Bernard Saundry. Photo: Getty Images
Bernard Saundry. Photo: Getty Images
The racing fraternity in the South Island cannot sit on its hands and wait to see how synthetic tracks perform in the North Island, New Zealand Thoroughbred Racing chief executive Bernard Saundry said last night.

Saundry was at a NZTR regional roadshow meeting at Wingatui last night and discussed various aspects of the industry. About 30 people turned up.

The proposed synthetic track at Riccarton Park in Christchurch was much discussed. Questions were asked about its cost, when it would be built and what would be its impact on racing dates for clubs in Otago and Southland.

Saundry said the costs had not yet been finalised but it was likely to be in the region of $13.5million to $14million. He said he could not comment on what the annual maintenance costs could be and he was not prepared to even make a guess.

He admitted some tracks had been ripped up but the technology was getting better.

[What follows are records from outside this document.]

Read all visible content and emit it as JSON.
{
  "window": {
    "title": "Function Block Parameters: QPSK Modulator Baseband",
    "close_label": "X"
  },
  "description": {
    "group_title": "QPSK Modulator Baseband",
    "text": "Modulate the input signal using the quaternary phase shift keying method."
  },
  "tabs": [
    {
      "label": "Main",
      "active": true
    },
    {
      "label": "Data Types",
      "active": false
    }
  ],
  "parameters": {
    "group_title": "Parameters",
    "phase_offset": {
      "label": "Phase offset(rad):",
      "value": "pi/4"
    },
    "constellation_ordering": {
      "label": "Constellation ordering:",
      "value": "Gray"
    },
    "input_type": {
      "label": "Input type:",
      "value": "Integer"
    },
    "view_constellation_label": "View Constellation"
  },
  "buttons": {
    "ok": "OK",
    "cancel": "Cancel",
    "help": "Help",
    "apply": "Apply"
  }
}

Synthetic tracks had been successful right round the world and were the way of the future.

Construction of such a track was going well in Cambridge and three Australian engineers were coming out of quarantine next Monday to advance the work.

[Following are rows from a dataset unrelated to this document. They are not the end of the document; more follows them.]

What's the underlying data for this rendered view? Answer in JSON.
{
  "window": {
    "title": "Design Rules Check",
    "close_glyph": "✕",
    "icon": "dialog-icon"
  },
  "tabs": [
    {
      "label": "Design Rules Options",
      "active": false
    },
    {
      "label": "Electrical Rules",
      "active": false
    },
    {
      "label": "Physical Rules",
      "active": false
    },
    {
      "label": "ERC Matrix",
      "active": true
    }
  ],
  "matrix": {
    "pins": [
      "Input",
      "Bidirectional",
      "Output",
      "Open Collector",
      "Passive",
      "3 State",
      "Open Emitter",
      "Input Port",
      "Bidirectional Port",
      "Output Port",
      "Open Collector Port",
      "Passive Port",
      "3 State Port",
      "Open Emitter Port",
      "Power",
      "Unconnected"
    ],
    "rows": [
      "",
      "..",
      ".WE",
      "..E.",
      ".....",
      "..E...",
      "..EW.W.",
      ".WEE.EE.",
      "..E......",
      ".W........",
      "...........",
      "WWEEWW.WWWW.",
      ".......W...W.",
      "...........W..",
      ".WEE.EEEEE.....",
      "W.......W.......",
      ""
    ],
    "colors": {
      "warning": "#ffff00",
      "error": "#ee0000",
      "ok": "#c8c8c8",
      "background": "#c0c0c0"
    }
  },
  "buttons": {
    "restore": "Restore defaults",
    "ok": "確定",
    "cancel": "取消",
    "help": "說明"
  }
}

It was hoped to have trials on the track next February-March and then a full season of winter racing.

Funding for another synthetic track at Awapuni was also going well.

There was a suggestion at the meeting that a pause should be made in building the track at Riccarton to see how the tracks went in the North Island.

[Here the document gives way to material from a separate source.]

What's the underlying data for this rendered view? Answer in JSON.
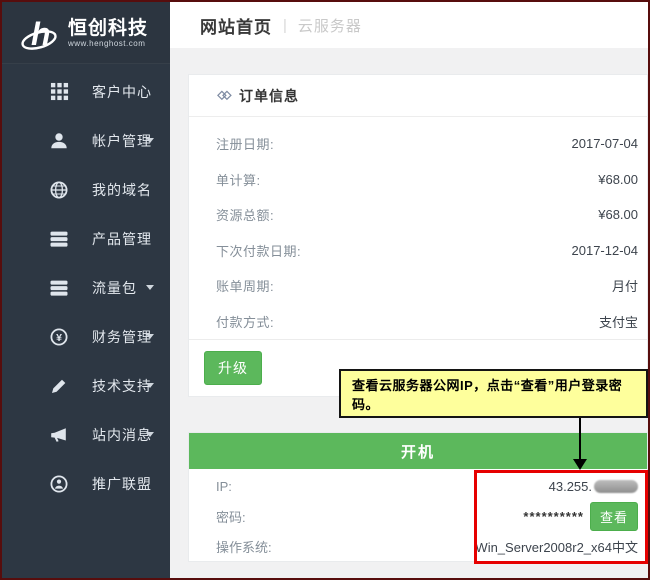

Saundry said he did not favour waiting.

"Once you build a synthetic training track you will be able to free up grass tracks and you will get better grass-track racing in the North Island.

"Can we afford to do that in the South Island?"

Saundry said punters right round the world wanted consistency of tracks and Australian punters regarded New Zealand as land of heavy tracks.

New Zealand supplied 6% of races broadcast in Australia yet only attracted 2% of the betting turnover.

He strongly disagreed with the suggestion New Zealanders as a whole did not bet.

"New Zealanders have never been given the opportunity to shine. There is not the right technology."

The wrong decisions were made 10 to 15 years ago, he said.

He described the TAB betting system as clunky.

Saundry could not make a commitment on where in the calendar the synthetic track’s racing dates would come from but no club could have guaranteed racing dates in the future.

Questions were asked how trainers could afford to take horses to Riccarton every week to race in a $10,000 race with minimum returns.

NZTR general manager racing and infrastructure Tim Aldridge said the new season had started brightly in the South. So far in the six weeks of racing, there had been 899 starters in South Island meetings. That compared with 635 in the same period last year. Betting turnover had also increased.

Rules on who can attend race meetings were due to be looked at next week but locking out the general public did not have great impact on wagering, as 98% of betting was done off-course. This was especially so in winter, Saundry said.

He believed 100% this region had a future. But clubs needed to work together.